Non mancheranno certamente le discettazioni se c’è da considerare il cambio di politica come un bicchiere mezzo pieno o mezzo vuoto. Quel che è certo è che i nuovi governanti di Londra devono porre rimedio ai guasti provocati dall’abbandono dell’Unione europea che ha avuto conseguenze molto pesanti soprattutto per l’economia dell’Arcipelago britannico. Le materie più direttamente coinvolte sono quelle dell’alimentazione e dell’agricoltura che sono quelle che maggiormente hanno risentito dell’uscita ufficialmente il 31 gennaio di sei anni fa.

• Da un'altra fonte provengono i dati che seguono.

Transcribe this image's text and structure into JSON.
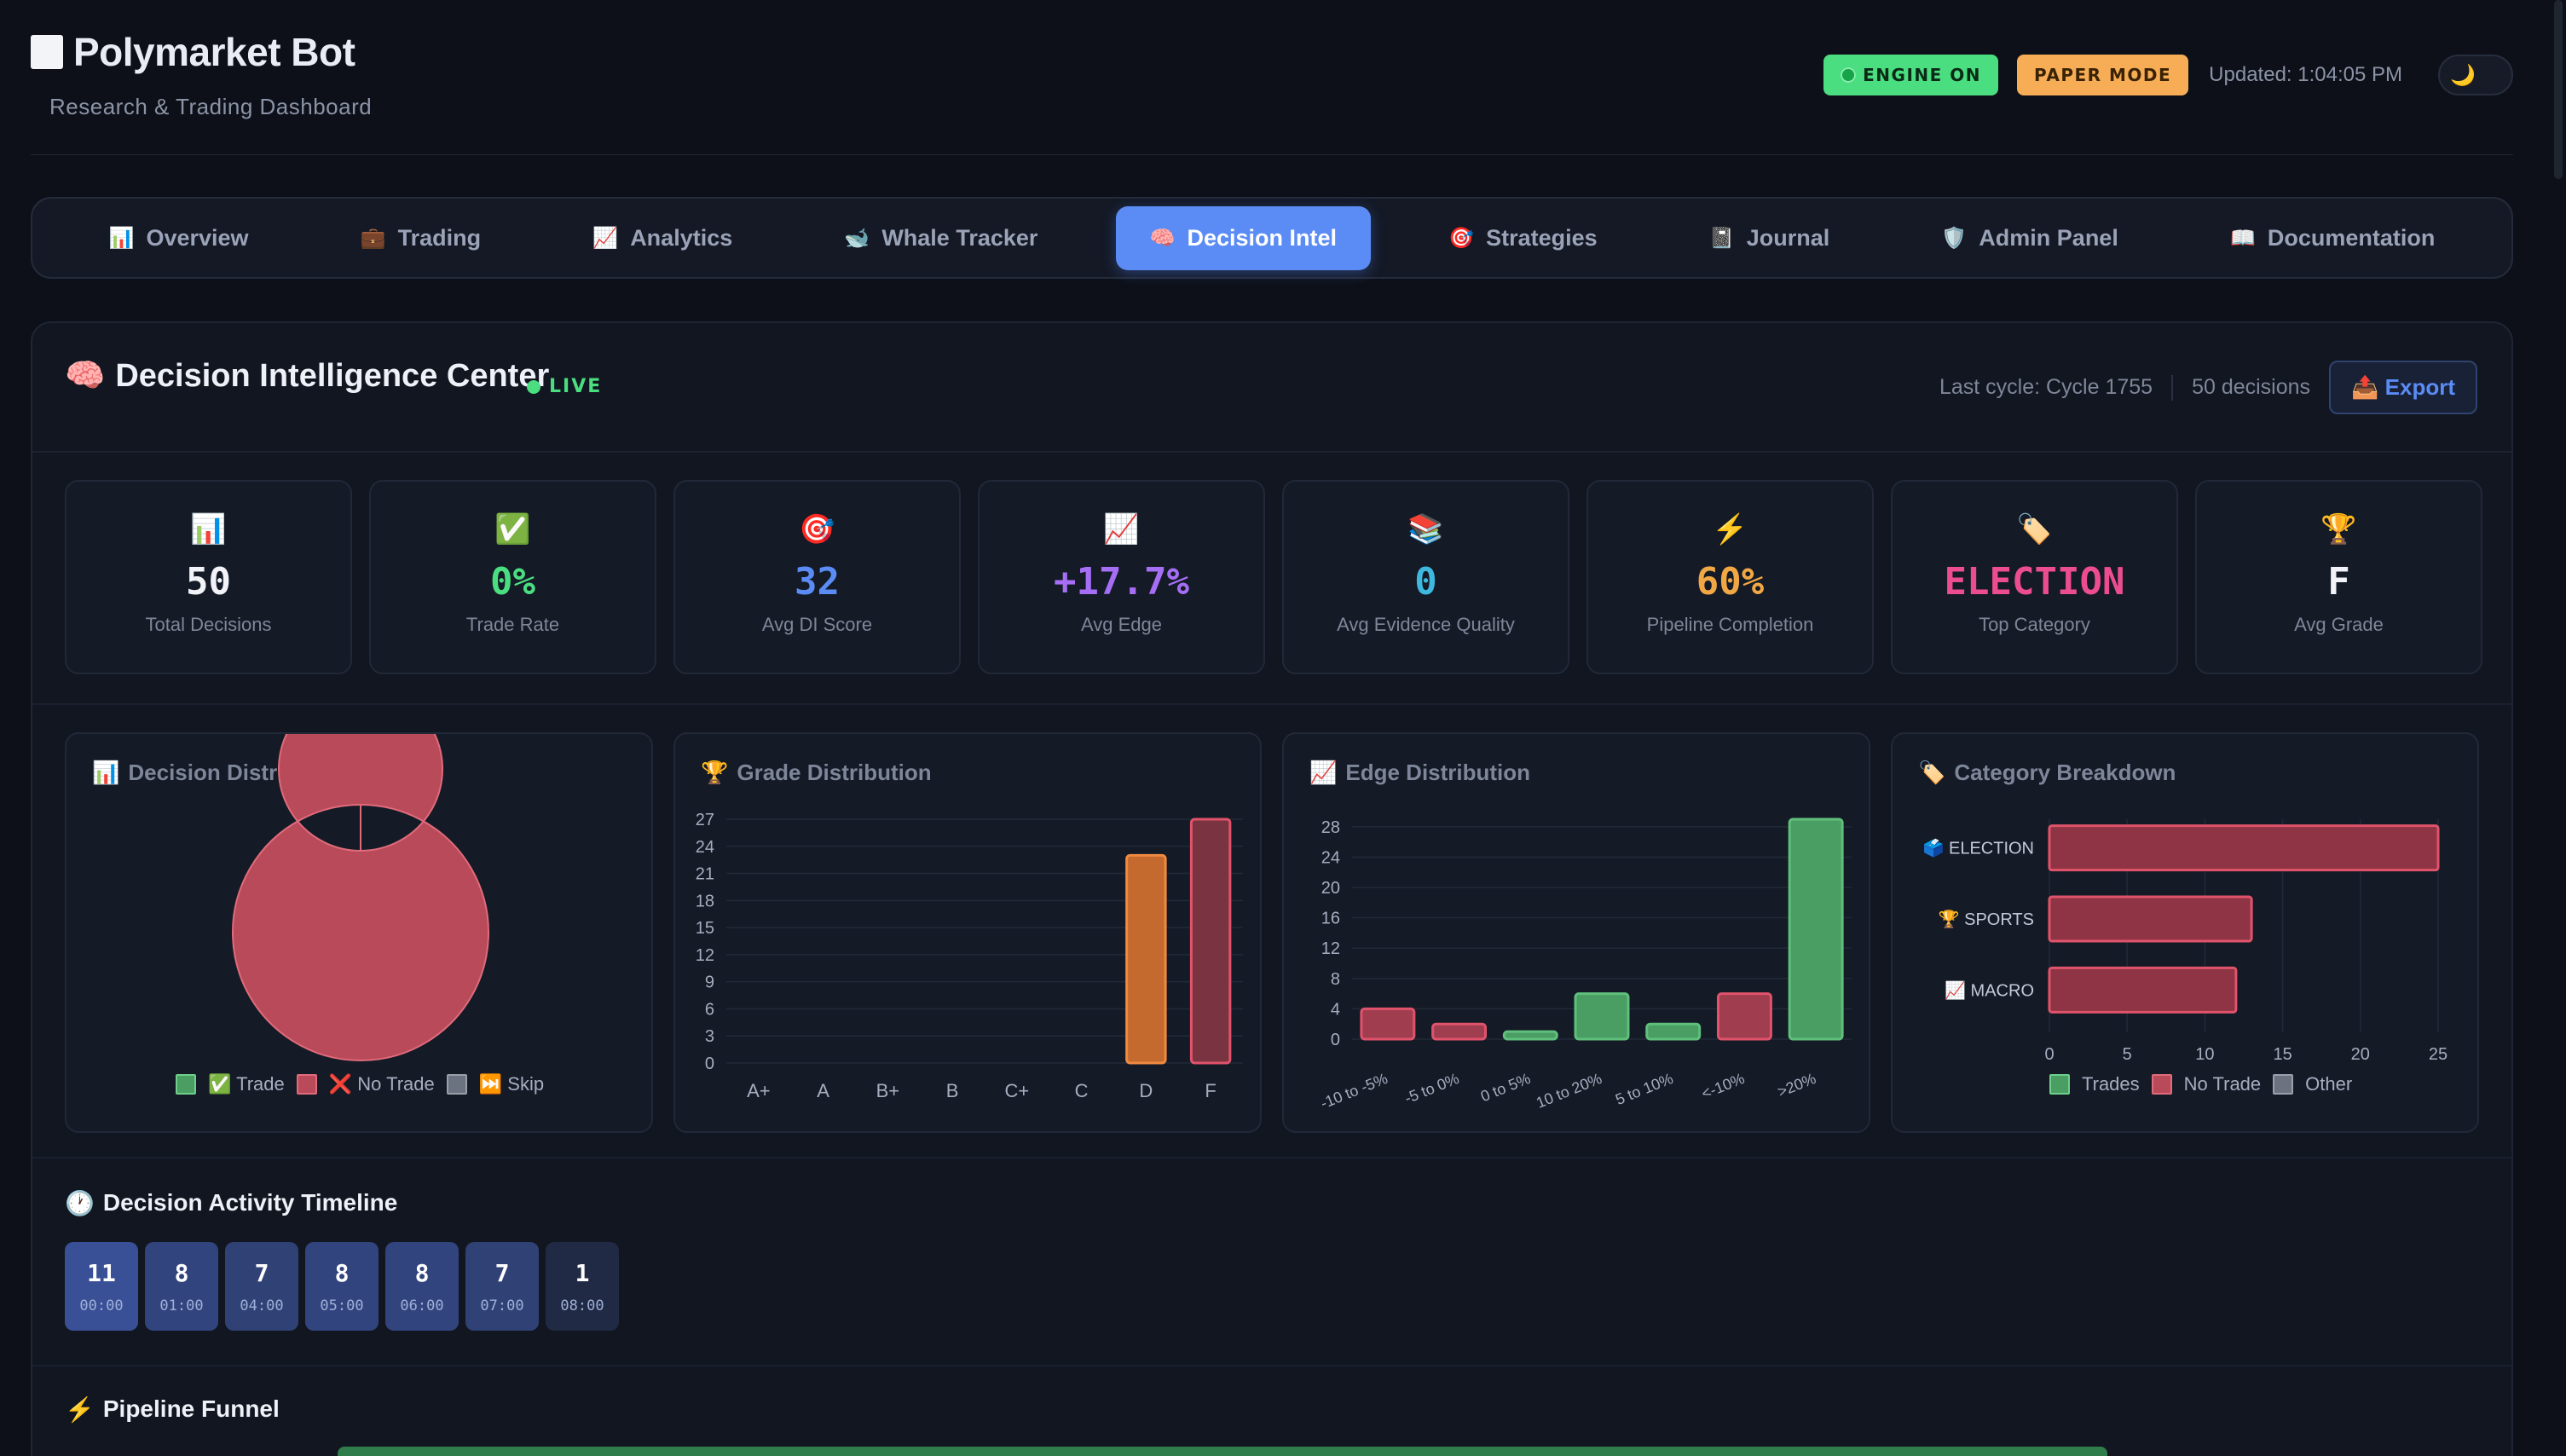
{
  "app": {
    "title": "Polymarket Bot",
    "subtitle": "Research & Trading Dashboard",
    "engine_label": "ENGINE ON",
    "mode_label": "PAPER MODE",
    "updated": "Updated: 1:04:05 PM",
    "theme_icon": "🌙"
  },
  "nav": [
    {
      "icon": "📊",
      "label": "Overview"
    },
    {
      "icon": "💼",
      "label": "Trading"
    },
    {
      "icon": "📈",
      "label": "Analytics"
    },
    {
      "icon": "🐋",
      "label": "Whale Tracker"
    },
    {
      "icon": "🧠",
      "label": "Decision Intel",
      "active": true
    },
    {
      "icon": "🎯",
      "label": "Strategies"
    },
    {
      "icon": "📓",
      "label": "Journal"
    },
    {
      "icon": "🛡️",
      "label": "Admin Panel"
    },
    {
      "icon": "📖",
      "label": "Documentation"
    }
  ],
  "main": {
    "icon": "🧠",
    "title": "Decision Intelligence Center",
    "live": "LIVE",
    "last_cycle": "Last cycle: Cycle 1755",
    "decisions": "50 decisions",
    "export_icon": "📤",
    "export_label": "Export"
  },
  "stats": [
    {
      "icon": "📊",
      "value": "50",
      "label": "Total Decisions",
      "color": "#f1f3f8"
    },
    {
      "icon": "✅",
      "value": "0%",
      "label": "Trade Rate",
      "color": "#4ade80"
    },
    {
      "icon": "🎯",
      "value": "32",
      "label": "Avg DI Score",
      "color": "#5b8cf5"
    },
    {
      "icon": "📈",
      "value": "+17.7%",
      "label": "Avg Edge",
      "color": "#a56ef5"
    },
    {
      "icon": "📚",
      "value": "0",
      "label": "Avg Evidence Quality",
      "color": "#3fb8e0"
    },
    {
      "icon": "⚡",
      "value": "60%",
      "label": "Pipeline Completion",
      "color": "#f0a744"
    },
    {
      "icon": "🏷️",
      "value": "ELECTION",
      "label": "Top Category",
      "color": "#ec4d8f"
    },
    {
      "icon": "🏆",
      "value": "F",
      "label": "Avg Grade",
      "color": "#f1f3f8"
    }
  ],
  "panels": {
    "decision": {
      "icon": "📊",
      "title": "Decision Distribution"
    },
    "grade": {
      "icon": "🏆",
      "title": "Grade Distribution"
    },
    "edge": {
      "icon": "📈",
      "title": "Edge Distribution"
    },
    "category": {
      "icon": "🏷️",
      "title": "Category Breakdown"
    }
  },
  "colors": {
    "trade": "#4a9d63",
    "no_trade": "#b84a5a",
    "skip": "#6b7280",
    "grade_d": "#c46a2e",
    "accent": "#5b8cf5"
  },
  "chart_data": [
    {
      "type": "pie",
      "title": "Decision Distribution",
      "categories": [
        "✅ Trade",
        "❌ No Trade",
        "⏭️ Skip"
      ],
      "values": [
        0,
        50,
        0
      ],
      "legend_position": "bottom"
    },
    {
      "type": "bar",
      "title": "Grade Distribution",
      "categories": [
        "A+",
        "A",
        "B+",
        "B",
        "C+",
        "C",
        "D",
        "F"
      ],
      "values": [
        0,
        0,
        0,
        0,
        0,
        0,
        23,
        27
      ],
      "ylim": [
        0,
        27
      ],
      "yticks": [
        0,
        3,
        6,
        9,
        12,
        15,
        18,
        21,
        24,
        27
      ]
    },
    {
      "type": "bar",
      "title": "Edge Distribution",
      "categories": [
        "-10 to -5%",
        "-5 to 0%",
        "0 to 5%",
        "10 to 20%",
        "5 to 10%",
        "<-10%",
        ">20%"
      ],
      "values": [
        4,
        2,
        1,
        6,
        2,
        6,
        29
      ],
      "ylim": [
        0,
        29
      ],
      "yticks": [
        0,
        4,
        8,
        12,
        16,
        20,
        24,
        28
      ]
    },
    {
      "type": "bar",
      "orientation": "horizontal",
      "title": "Category Breakdown",
      "categories": [
        "🗳️ ELECTION",
        "🏆 SPORTS",
        "📈 MACRO"
      ],
      "series": [
        {
          "name": "Trades",
          "values": [
            0,
            0,
            0
          ]
        },
        {
          "name": "No Trade",
          "values": [
            25,
            13,
            12
          ]
        },
        {
          "name": "Other",
          "values": [
            0,
            0,
            0
          ]
        }
      ],
      "xlim": [
        0,
        25
      ],
      "xticks": [
        0,
        5,
        10,
        15,
        20,
        25
      ],
      "legend_position": "bottom"
    }
  ],
  "timeline": {
    "icon": "🕐",
    "title": "Decision Activity Timeline",
    "items": [
      {
        "count": "11",
        "time": "00:00",
        "level": 11
      },
      {
        "count": "8",
        "time": "01:00",
        "level": 8
      },
      {
        "count": "7",
        "time": "04:00",
        "level": 7
      },
      {
        "count": "8",
        "time": "05:00",
        "level": 8
      },
      {
        "count": "8",
        "time": "06:00",
        "level": 8
      },
      {
        "count": "7",
        "time": "07:00",
        "level": 7
      },
      {
        "count": "1",
        "time": "08:00",
        "level": 1
      }
    ]
  },
  "funnel": {
    "icon": "⚡",
    "title": "Pipeline Funnel"
  }
}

Starmer ha parlato anche della libera circolazione dei giovani da e per l’Europa. Il cui blocco ha provocato non poche lagnanze da parte di una generazione più che mai aperta al mondo ed interessata, in particolare, alle vacanze, al cibo ed allo stile di vita dei coetanei d’Oltre Manica. Ha così confermato il ritorno Uk al progetto Erasmus “affinché i giovani possano studiare, fare scambi e fare ricerca in un modo molto migliore di quanto non avvenga ora”.
Per i conservatori, però, ne ha parlato la Ministra “ombra” agli esteri, Priti Patel, si ci troverebbe dinanzi al “tradimento della Brexit” da parte del partito laburista e che Starmer “rinuncerà alla nostra libertà di ridurre le normative e concludere i nostri accordi commerciali” perseguendo un maggiore allineamento con il mercato unico.
Apprezzamento, invece, è giunto da Layla Moran, portavoce degli affari esteri del partito liberaldemocratico per il “linguaggio caloroso” del Primo ministro sull’allineamento all’UE ribadendo che il suo partito “ha sostenuto a lungo che questa è la direzione in cui dovremmo muoverci”.
Starmer deve tenere conto anche della voce delle potenti organizzazioni sindacali da cui dipende in gran parte il Partito laburista che da tempo – come ha fatto recentemente il principale rappresentante dei lavoratori, Paul Nowak – chiedono “il più stretto rapporto economico e politico possibile con l’Unione Europea essenziale per stimolare la crescita economica.